Most of the stories about city people coming back to the country are about conflict. The newcomer does not fit and the locals want him gone. This story is the opposite.
The returning city boy only wants to sell his deceased grandfather’s land and return to the city. The locals will have none of it. The land on the Danube at the Romania-Ukraine border within a stone’s throw of the Black Sea is more than real estate to them. It is the last thread that holds their survival. The man who would not be king is being told he has no choice. As shady activities unfold and his true legacy is disclosed he finds himself drawn in and repulsed at the same time a lethal battle unfolds.
Modern times have come to the area after generations of what the world would see as tribal warfare. The days are gone when simple courage and loyalty carried the day. Technology and the world community are poking their fingers into the subtle order that governs the harsh prairie wilderness. Samir (a stunning performance by Vlad Ivanov) has taken over from Roman’s (Dragos Bucur) grandfather. Samir’s lifetime relationship with the local police chief Hogas (a solidly understated Gheorghe Visu) is falling apart as the chief is dying of TB and underlings are challenging Samir.
This is no country for old men and these two are old as the hills. Writer/director Bogdan Mirica shows a nearly miraculous capability in his debut feature film, anchored by Ivanov’s rifle shot work honed through six Romanian Gopo award nominations, five of which he won. Mirica has captured the essence of the American “No Country For Old Men,” bringing Cormac McCarthy’s longing for, and terror of, life on the plains back with explosive energy.
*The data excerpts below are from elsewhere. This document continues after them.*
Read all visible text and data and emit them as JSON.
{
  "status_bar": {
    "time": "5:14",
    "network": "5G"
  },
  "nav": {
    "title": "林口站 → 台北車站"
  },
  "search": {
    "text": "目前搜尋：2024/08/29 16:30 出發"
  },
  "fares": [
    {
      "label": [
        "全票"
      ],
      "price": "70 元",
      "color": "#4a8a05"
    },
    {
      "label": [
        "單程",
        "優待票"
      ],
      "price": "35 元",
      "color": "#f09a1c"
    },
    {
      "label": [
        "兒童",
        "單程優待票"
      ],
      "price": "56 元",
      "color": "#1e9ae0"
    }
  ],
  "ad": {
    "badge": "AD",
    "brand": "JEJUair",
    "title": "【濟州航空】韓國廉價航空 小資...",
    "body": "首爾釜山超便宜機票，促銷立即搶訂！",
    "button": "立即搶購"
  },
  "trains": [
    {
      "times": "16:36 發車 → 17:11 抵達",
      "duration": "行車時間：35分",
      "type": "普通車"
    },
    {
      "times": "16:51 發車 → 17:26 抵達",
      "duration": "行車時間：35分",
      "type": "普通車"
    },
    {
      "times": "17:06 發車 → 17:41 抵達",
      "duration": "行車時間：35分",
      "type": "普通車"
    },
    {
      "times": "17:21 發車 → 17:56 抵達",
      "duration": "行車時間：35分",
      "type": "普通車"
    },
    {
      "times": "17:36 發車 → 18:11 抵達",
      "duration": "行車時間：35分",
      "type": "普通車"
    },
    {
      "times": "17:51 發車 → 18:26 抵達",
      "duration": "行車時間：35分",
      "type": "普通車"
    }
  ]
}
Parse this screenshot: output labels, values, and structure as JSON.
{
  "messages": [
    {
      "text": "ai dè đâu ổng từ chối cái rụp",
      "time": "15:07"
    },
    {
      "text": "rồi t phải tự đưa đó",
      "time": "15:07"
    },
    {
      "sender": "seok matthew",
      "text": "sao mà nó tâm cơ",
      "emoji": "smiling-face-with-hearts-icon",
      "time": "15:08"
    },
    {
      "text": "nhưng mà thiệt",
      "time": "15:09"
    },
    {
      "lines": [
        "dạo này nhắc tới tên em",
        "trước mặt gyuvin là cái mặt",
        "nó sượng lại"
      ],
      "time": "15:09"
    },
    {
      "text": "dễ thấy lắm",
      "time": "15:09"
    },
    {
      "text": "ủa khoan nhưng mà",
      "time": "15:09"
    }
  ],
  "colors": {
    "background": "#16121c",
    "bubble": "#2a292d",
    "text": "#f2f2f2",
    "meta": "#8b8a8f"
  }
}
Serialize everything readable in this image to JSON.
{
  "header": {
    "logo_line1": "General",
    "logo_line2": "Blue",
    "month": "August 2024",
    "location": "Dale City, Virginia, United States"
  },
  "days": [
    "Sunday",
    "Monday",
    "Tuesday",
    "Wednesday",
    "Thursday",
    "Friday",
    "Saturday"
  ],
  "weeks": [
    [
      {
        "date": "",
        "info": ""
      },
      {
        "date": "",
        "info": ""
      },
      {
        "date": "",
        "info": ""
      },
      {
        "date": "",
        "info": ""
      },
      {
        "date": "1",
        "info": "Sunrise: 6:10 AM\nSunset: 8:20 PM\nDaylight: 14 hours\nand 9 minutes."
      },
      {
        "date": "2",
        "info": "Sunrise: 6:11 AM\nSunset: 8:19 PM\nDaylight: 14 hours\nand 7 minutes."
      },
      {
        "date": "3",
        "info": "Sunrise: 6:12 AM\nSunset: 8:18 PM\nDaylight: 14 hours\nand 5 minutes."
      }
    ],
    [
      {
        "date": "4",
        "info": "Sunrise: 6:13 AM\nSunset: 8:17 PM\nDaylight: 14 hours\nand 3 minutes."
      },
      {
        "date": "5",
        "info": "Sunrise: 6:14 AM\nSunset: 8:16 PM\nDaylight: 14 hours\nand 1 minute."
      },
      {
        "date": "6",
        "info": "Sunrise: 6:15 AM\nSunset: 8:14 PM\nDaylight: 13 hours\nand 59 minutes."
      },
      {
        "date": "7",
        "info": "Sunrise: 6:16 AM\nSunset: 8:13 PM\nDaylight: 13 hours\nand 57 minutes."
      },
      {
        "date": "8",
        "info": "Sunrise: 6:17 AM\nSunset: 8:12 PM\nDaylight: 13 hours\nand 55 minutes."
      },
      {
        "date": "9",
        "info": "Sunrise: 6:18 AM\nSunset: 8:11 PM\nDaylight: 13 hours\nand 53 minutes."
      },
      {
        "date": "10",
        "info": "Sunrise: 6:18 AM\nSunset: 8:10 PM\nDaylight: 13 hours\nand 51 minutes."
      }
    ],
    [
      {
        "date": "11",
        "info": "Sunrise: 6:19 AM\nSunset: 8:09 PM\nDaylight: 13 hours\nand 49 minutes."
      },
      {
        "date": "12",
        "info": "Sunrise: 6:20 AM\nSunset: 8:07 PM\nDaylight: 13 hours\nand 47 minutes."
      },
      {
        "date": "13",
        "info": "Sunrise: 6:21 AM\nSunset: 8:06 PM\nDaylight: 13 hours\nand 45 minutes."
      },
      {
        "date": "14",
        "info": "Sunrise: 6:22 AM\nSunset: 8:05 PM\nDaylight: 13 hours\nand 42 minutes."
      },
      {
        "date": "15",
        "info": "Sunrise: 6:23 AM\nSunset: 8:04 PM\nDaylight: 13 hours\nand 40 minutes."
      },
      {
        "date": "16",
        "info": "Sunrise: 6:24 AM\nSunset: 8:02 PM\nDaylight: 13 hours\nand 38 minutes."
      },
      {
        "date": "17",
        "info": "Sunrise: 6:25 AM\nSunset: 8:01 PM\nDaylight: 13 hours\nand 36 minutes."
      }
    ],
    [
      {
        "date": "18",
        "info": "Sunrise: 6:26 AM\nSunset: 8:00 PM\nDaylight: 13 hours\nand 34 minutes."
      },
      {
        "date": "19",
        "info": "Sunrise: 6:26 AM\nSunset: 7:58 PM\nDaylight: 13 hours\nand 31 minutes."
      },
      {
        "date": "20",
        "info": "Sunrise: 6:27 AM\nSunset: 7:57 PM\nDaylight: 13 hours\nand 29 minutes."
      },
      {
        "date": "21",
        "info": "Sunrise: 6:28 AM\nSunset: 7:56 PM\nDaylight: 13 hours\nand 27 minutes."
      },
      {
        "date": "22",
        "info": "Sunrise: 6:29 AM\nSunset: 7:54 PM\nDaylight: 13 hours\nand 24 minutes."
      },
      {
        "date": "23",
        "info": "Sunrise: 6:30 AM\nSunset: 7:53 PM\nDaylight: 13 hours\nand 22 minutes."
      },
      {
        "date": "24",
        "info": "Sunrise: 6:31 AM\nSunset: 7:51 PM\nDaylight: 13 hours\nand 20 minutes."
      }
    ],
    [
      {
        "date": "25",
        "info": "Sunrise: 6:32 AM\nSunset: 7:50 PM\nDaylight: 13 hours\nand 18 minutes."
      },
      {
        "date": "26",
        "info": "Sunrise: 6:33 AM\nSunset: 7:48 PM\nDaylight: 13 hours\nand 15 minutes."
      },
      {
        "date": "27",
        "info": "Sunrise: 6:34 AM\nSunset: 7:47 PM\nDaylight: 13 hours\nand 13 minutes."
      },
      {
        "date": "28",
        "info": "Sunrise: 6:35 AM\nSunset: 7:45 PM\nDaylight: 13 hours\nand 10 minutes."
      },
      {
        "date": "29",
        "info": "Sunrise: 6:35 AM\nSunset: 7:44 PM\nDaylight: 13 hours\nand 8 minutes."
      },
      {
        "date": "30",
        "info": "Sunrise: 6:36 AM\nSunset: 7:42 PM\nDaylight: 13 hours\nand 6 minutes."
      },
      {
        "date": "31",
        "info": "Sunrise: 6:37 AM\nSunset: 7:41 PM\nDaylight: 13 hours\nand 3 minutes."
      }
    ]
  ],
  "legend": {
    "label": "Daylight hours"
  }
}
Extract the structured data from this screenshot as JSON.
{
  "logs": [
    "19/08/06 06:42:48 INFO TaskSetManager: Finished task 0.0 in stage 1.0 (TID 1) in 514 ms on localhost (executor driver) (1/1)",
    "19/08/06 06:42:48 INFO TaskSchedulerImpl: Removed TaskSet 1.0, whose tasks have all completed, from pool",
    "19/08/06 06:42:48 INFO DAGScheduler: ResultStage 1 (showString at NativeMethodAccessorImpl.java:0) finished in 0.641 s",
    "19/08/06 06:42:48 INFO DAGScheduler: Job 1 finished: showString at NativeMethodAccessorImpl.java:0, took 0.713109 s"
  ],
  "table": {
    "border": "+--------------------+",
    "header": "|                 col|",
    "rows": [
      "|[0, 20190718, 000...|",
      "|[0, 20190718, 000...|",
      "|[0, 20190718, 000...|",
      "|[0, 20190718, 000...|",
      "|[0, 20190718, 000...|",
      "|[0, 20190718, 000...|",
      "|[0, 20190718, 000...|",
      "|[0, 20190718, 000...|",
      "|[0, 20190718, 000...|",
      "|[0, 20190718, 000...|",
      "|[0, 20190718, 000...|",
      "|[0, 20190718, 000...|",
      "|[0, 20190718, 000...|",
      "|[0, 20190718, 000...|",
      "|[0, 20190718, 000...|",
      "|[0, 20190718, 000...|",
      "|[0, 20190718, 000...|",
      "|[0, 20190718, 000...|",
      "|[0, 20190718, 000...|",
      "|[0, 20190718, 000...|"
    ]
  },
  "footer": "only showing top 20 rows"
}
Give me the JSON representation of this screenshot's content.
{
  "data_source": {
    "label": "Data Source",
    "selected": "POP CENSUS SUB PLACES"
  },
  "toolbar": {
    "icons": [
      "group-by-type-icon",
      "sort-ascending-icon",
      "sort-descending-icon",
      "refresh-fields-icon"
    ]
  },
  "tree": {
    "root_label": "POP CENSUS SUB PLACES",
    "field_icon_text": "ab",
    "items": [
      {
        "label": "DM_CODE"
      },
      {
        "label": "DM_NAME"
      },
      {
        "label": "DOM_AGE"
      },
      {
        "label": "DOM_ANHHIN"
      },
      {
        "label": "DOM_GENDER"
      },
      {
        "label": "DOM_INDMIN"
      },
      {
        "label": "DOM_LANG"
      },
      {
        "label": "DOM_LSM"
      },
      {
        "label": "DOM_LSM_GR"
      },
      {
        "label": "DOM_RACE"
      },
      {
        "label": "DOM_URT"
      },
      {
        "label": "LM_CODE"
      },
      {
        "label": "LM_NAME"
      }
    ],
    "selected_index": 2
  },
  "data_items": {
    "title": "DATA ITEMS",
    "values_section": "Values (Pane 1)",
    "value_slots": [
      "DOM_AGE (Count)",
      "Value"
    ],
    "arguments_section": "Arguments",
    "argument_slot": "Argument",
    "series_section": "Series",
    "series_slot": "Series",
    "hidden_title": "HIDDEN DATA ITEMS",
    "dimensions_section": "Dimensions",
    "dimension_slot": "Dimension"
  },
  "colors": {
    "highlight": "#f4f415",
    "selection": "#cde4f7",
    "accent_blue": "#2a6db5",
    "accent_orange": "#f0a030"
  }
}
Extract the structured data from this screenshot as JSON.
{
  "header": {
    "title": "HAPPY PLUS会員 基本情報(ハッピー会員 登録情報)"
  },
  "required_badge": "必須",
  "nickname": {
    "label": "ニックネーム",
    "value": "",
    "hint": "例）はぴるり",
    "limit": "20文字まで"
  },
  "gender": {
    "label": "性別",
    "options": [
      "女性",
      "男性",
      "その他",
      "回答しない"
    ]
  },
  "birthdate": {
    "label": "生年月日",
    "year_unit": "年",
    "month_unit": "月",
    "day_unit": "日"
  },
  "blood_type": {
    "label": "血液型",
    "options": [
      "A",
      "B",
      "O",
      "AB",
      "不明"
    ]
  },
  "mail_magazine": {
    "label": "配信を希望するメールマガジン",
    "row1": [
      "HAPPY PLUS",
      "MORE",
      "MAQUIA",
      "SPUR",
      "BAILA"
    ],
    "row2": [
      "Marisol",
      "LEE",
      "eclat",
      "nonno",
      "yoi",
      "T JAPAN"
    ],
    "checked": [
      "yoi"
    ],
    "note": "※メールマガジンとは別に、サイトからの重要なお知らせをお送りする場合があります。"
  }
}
This success would be impossible if not for the cinematography of Andrei Butica. He alternates the ground level dog’s POV with sweeping vistas of innocent yet ruthless prairie. The people change but the land does not. There are no resources here, no oil or minerals and the people have hung on in dire poverty for hundreds of years. Yet they have pride, they are the masters compared to city folk who march in step and, as Samir puts it, wait like dogs for the green light so they can walk.
Dark shots of thundering SUVs, their lights flaming in the barren pitch black darkness, alternate with daylight full body shots as the three lead characters walk to their final meeting. Every frame is well-composed and balanced, the men’s actions inferred as much as they are displayed. When violence is displayed it is as void of judgement as it is explicit in detail. Hopelessness and dread follow every footstep as vultures hover over head. Roman’s lover leaves to return to the city.
Simple on the surface, this elegant film understates itself all the way, letting the penetrating stare of Samir and the hunched world-weary wisdom of Hogas tell the story. A nearly silent soundtrack underlines the inscrutability of the land men die for. Even the German Shepard that comes with the house has its own agenda. Every dog has its day.